Emily clashes with the ever-suspicious Aunt Ruth, who must know all but rarely believes it. After more than a year of Aunt Ruth's disrespect and arbitrariness, Emily walks the seven miles back to New Moon in the dead of night, only to walk back after fully venting her feelings to Cousin Jimmy.

Emily's friendship with Ilse Burnley is tested by Evelyn Blake, the school's would-be writer, who is jealous and condescending. Emily vanquishes her once and for all when she finds physical proof that Evelyn plagiarized an old poem to win a school contest. Rather than tell everyone about it, Emily only shows the evidence to Evelyn who admits she did it so her father would allow her to take a trip to Vancouver if she won.

Thanks to Aunt Elizabeth's ban on writing fiction, Emily starts to develop her powers of storytelling, writing 'portraits' of people and keeping a journal diligently. Through a series of adventures, Emily is furnished with materials to write stories and poems, and even sees monetary success with the short story "The Woman Who Spanked the King," as told to her by an addled Scottish woman.

In the meantime, Emily also begins to see romantic possibilities for her life. She and Teddy Kent draw closer, but due to misunderstandings and interference from Teddy's jealous mother, the romance stalls. Emily refuses a proposal from her childhood friend Perry Miller, and her cousin Andrew, but continues her long-lasting friendship with Dean Priest.

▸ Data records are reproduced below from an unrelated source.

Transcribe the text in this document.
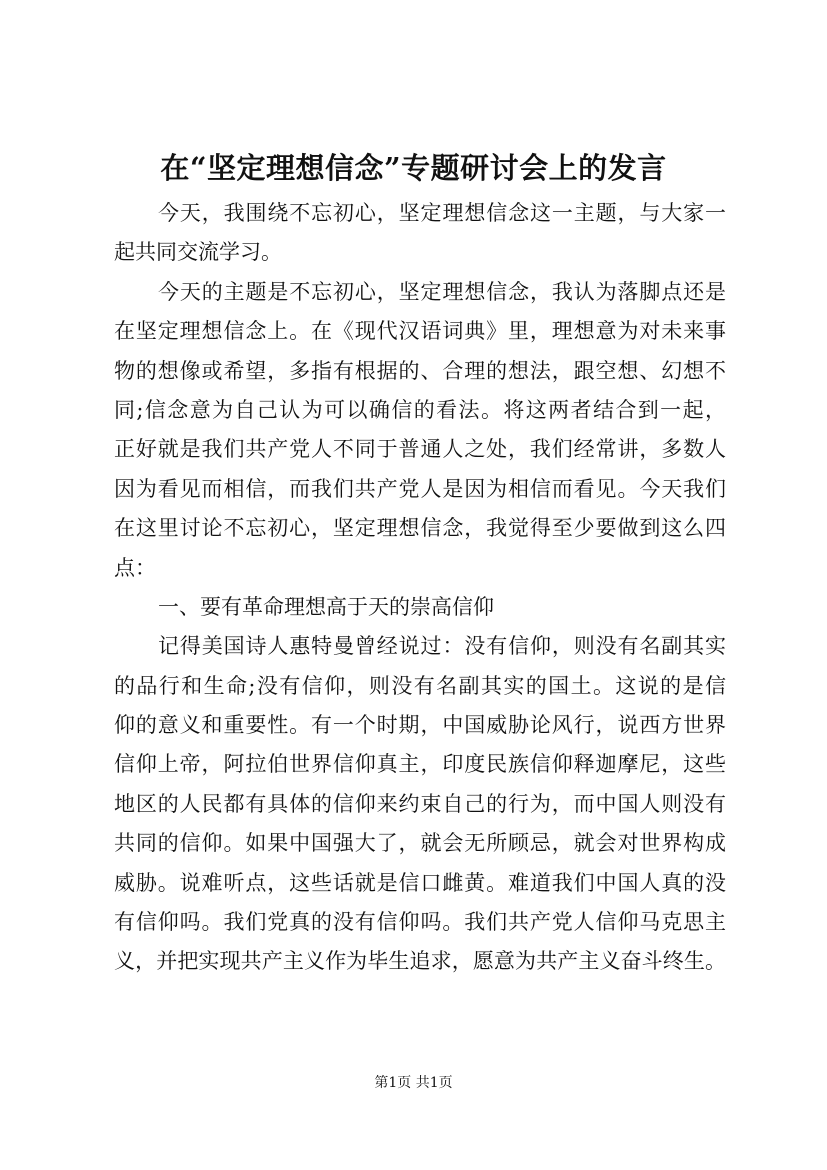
在“坚定理想信念”专题研讨会上的发言
今天，我围绕不忘初心，坚定理想信念这一主题，与大家一
起共同交流学习。
今天的主题是不忘初心，坚定理想信念，我认为落脚点还是
在坚定理想信念上。在《现代汉语词典》里，理想意为对未来事
物的想像或希望，多指有根据的、合理的想法，跟空想、幻想不
同;信念意为自己认为可以确信的看法。将这两者结合到一起，
正好就是我们共产党人不同于普通人之处，我们经常讲，多数人
因为看见而相信，而我们共产党人是因为相信而看见。今天我们
在这里讨论不忘初心，坚定理想信念，我觉得至少要做到这么四
点：
一、要有革命理想高于天的崇高信仰
记得美国诗人惠特曼曾经说过：没有信仰，则没有名副其实
的品行和生命;没有信仰，则没有名副其实的国土。这说的是信
仰的意义和重要性。有一个时期，中国威胁论风行，说西方世界
信仰上帝，阿拉伯世界信仰真主，印度民族信仰释迦摩尼，这些
地区的人民都有具体的信仰来约束自己的行为，而中国人则没有
共同的信仰。如果中国强大了，就会无所顾忌，就会对世界构成
威胁。说难听点，这些话就是信口雌黄。难道我们中国人真的没
有信仰吗。我们党真的没有信仰吗。我们共产党人信仰马克思主
义，并把实现共产主义作为毕生追求，愿意为共产主义奋斗终生。
第1页 共1页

At the end of the novel, Emily, now a budding young writer, is offered the opportunity to move to New York with the famous writer Janet Royal to jumpstart her career. After much thought and hesitation, Emily chooses to remain at her beloved New Moon, intent on finding fame her own way.

== Series ==

| # | Book | Published | Emily's age |  |
|---|---|---|---|---|
| 1 | Emily of New Moon | 1923 | 10 - 13 | child |
| 2 | Emily Climbs | 1925 | 13 - 17 | early teen |
| 3 | Emily's Quest | 1927 | 17 - 25 | young adult |

== Adaptations ==

=== Television series ===
The novels were adapted into a TV series by Salter Street Films and CBC Television in 1998.

=== Animation ===
In 2007, Japanese educational TV broadcast Kaze no Shoujo Emily which was inspired by the novels.

=== Musical ===
The Gateway Theatre in Richmond played the musical Emily.